Wie häufig nutzen Sie KI? Ein Drittel der Deutschen tut es laut einer aktuellen Bitkom-Studie mindestens einmal pro Woche — von der Küche bis zum Code. Bundesdigitalminister Karsten Wildberger, auf der Pressekonferenz zur Übernahme von Aleph Alpha durch Cohere nach seiner letzten KI-Nutzung gefragt, antwortete kurz: „Heute morgen. Claude.“ Und Singapurs Außenminister Vivian Balakrishnan hat seinen persönlichen KI-Assistenten auf GitHub veröffentlicht. Er läuft auf einem Raspberry Pi, basiert auf Claude, nutzt NanoClaw, und baut sich selbstständig ein strukturiertes Gedächtnis aus Reden, Artikeln und Gesprächsnotizen auf. „Invaluable“, schreibt er. „I don’t dare switch it off.“

KI ist also angekommen: Im Alltag, in der Politik, auf dem Schreibtisch. Aber wie sieht es in der Produktion aus? Laut einer Cisco-Studie vom April 2026 setzen knapp zwei Drittel der deutschen Unternehmen KI in laufenden Industrieprozessen ein, 20 Prozent davon berichten von breitem, ausgereiftem Einsatz. Das klingt nach viel. Wer aber genauer hinschaut, merkt: die Art, wie KI in eine Chipfabrik einzieht, unterscheidet sich grundlegend von der Art, wie ein Minister morgens seine Sprechzettel zusammenstellt.

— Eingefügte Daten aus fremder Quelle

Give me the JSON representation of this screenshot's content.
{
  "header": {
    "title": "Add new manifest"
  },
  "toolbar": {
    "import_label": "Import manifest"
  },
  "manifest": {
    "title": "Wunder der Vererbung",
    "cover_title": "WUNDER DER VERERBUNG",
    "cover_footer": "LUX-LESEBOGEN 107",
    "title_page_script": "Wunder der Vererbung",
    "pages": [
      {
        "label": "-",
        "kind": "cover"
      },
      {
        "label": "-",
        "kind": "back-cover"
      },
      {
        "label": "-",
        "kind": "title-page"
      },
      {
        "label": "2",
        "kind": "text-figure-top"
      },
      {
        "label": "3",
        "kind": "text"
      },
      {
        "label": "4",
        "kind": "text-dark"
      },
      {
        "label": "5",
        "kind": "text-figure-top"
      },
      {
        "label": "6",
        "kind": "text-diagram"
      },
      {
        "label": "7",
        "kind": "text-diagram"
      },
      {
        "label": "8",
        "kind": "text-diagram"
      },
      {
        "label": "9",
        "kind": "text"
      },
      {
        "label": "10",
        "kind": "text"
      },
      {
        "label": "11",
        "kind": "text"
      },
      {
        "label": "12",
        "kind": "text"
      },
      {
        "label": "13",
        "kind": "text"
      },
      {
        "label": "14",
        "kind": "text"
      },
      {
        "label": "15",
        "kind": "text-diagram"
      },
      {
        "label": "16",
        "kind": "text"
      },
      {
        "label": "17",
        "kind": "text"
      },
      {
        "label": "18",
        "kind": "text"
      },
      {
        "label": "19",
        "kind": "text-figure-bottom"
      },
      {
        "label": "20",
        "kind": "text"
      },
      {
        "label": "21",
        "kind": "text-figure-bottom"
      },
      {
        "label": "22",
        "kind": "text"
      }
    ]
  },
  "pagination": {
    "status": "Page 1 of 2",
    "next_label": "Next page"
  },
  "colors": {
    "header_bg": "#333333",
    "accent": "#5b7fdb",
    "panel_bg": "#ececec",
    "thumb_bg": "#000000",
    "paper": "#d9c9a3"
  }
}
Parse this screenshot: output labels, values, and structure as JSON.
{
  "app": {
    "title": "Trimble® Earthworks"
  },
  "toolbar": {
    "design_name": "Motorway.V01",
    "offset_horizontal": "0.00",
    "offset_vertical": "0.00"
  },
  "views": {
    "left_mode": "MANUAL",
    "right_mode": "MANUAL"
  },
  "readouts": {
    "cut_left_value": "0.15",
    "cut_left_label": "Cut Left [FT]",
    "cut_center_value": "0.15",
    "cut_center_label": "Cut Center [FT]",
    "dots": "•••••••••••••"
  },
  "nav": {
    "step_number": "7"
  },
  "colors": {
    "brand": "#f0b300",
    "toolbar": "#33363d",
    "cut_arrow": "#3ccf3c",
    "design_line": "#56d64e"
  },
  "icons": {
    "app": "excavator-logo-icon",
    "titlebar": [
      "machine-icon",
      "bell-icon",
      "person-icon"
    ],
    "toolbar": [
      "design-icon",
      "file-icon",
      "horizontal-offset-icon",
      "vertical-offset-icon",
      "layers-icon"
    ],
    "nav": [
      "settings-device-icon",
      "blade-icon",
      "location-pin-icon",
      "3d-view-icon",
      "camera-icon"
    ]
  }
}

Diese Woche kamen in Catania, Sizilien, mehr als 200 Personen aus der Halbleiterindustrie zusammen: Chiphersteller, Ausrüster und auch aus der Forschung. Der Anlass: die apc|m Europe, die europäische Konferenz für Advanced Process Control and Manufacturing, seit Jahren von Silicon Saxony veranstaltet. APC — Advanced Process Control — bezeichnet die automatische Regelung von Fertigungsprozessen auf Basis von Messdaten: Messwerte aus einem Prozessschritt fließen als Korrekturwerte in den nächsten ein, die Anlage justiert sich selbst, der Prozess bleibt stabil. In einer Industrie, in der ein einzelner Prozessschritt auf einem Wafer Hunderte von Chips betreffen kann, ist das keine Randnotiz, sondern der Kern dessen, was Qualität und Ausbeute bestimmt. Diese Community diskutierte datengetriebene Fertigung bereits bevor „AI“ zum Schlagwort wurde — und stellt die Frage, was dahintersteckt, deshalb ernsthafter als so manche Technologiemesse.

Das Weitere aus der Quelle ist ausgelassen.